The bulls gave a so so account today by keeping major indices into the plus column by way of a .4% Dow gain, .3 Nasdaq gain and .5 SPX gain. Even a guy like Drudge is left wondering with his headline: "Rebound?" Technically it was a rebound, but it seemed perfunctory - perhaps the embodiement of a dead cat bounce.

So at least the market was able to bounce back a bit today, but the advantage is now squarely in the hands of the bears. Below is a chart of the Dow with an overlay of the Relative Strength Index. For the first time since last summer and spring RSI has fallen below 50 and this has not meant good things for the bulls...

In plain and simple english, bullish momentum has broken down. I'm going to stick with my forecast that we eventually see Dow 11.6K

While the Volatility Index ($VIX) fell 15% to 15.42, there was an urge to make bearish bets on the ETFs. Put buying on IWM (Russell iShares 2000) eclipsed call buying by a margin of 4 to 3. 4 to 3 sounds inocuous but thats over 400,000 puts traded today vs 300,000 calls. Likewise, SPY puts traded at ratio of 315k to 175k; and DIA puts eclipsed calls by a margin of 49k to 27k. Of course, if that kind of thing keeps up, it will be a great contrary indicator. But now it seems indicative of folks who gotten some 'religion' and are buying themselves some protection along with some new bearish speculative froth. The put to call ratio on the IWN has averaged 3 recently, now it's at 4.87.
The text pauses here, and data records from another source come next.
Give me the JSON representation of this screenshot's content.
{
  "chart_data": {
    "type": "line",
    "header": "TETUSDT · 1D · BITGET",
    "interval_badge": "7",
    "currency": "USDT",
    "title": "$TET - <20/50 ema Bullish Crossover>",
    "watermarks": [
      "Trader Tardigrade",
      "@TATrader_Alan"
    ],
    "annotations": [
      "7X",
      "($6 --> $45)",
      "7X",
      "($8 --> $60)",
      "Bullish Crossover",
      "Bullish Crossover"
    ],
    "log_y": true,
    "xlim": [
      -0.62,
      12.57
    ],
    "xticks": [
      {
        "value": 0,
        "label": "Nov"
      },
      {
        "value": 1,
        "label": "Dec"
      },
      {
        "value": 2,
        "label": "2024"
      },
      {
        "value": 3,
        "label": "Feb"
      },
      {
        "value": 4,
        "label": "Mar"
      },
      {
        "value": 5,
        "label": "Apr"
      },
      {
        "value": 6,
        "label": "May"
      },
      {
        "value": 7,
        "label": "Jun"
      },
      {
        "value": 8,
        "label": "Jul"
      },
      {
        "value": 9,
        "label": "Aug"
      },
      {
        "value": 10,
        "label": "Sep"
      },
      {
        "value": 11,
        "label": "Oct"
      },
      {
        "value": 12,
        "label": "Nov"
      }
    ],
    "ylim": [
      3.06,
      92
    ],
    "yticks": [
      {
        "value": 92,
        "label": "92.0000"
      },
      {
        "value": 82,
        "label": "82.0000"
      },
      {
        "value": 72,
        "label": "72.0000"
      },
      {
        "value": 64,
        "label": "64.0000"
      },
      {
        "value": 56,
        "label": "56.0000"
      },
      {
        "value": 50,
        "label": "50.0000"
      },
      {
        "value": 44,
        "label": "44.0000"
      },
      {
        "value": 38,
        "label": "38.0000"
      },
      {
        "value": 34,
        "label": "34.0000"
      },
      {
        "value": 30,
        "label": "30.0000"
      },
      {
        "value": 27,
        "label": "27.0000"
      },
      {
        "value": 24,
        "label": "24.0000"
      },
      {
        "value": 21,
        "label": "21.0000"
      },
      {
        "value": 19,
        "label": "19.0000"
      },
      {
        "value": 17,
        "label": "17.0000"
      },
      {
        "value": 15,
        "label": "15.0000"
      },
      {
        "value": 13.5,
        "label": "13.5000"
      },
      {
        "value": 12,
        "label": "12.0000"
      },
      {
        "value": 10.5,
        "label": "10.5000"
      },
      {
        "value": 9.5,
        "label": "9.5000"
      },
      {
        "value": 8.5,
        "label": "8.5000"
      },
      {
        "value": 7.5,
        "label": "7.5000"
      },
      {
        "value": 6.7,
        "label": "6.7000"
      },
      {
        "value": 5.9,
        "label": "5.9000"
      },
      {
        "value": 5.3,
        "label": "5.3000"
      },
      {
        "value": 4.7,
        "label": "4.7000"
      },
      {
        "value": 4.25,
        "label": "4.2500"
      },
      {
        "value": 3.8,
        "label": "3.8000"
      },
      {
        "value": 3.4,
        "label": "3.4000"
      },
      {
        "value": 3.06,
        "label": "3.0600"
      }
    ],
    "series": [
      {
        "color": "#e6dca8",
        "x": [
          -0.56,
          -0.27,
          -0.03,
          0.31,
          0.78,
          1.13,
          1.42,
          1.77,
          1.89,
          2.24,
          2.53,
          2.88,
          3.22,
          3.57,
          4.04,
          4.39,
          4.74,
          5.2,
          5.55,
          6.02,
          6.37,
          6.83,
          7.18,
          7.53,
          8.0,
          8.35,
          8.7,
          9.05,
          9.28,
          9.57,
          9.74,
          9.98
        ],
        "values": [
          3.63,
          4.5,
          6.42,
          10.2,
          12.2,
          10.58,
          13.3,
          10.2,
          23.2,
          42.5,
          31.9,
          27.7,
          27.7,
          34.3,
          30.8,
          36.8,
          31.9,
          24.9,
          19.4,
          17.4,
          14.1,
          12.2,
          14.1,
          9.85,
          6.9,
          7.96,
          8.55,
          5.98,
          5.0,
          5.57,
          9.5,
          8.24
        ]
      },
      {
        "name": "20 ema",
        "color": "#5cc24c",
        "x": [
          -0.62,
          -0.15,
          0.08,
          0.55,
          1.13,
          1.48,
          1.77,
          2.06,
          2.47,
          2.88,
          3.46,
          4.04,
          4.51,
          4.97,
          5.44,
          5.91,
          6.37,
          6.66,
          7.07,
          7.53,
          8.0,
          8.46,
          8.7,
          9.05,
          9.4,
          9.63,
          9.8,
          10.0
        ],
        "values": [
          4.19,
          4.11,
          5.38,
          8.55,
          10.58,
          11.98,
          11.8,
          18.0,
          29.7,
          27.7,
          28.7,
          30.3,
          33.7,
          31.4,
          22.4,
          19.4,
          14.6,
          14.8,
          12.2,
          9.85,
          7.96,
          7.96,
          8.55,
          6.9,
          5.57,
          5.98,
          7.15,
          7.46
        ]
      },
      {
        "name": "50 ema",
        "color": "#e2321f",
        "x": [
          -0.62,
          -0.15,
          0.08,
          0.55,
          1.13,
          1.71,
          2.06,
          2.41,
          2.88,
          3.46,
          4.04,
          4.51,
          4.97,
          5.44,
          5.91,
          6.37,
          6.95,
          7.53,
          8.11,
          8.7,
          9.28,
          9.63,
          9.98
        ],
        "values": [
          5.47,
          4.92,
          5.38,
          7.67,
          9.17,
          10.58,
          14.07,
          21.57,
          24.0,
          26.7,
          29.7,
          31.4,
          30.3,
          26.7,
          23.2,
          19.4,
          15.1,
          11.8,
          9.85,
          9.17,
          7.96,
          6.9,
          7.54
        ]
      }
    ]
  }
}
Russell 2k, by the way, among the big indexes that broke below the 50 day m oving average during the past week. But even more important on the Rut is the 76 area. If we break that double bottom area, skids are greased IMO for a run down to the 200 day moving average.
There will be plenty o' data and info to sift through tomorrow: Jobless Claims, Challenger Job-Cut Report, Personal Income and Outlays, Construction Spending, ISM Manufacturing Index, EIA Natural Gas Report, Chain Store Sales, Motor Vehicle Sales, Money Supply.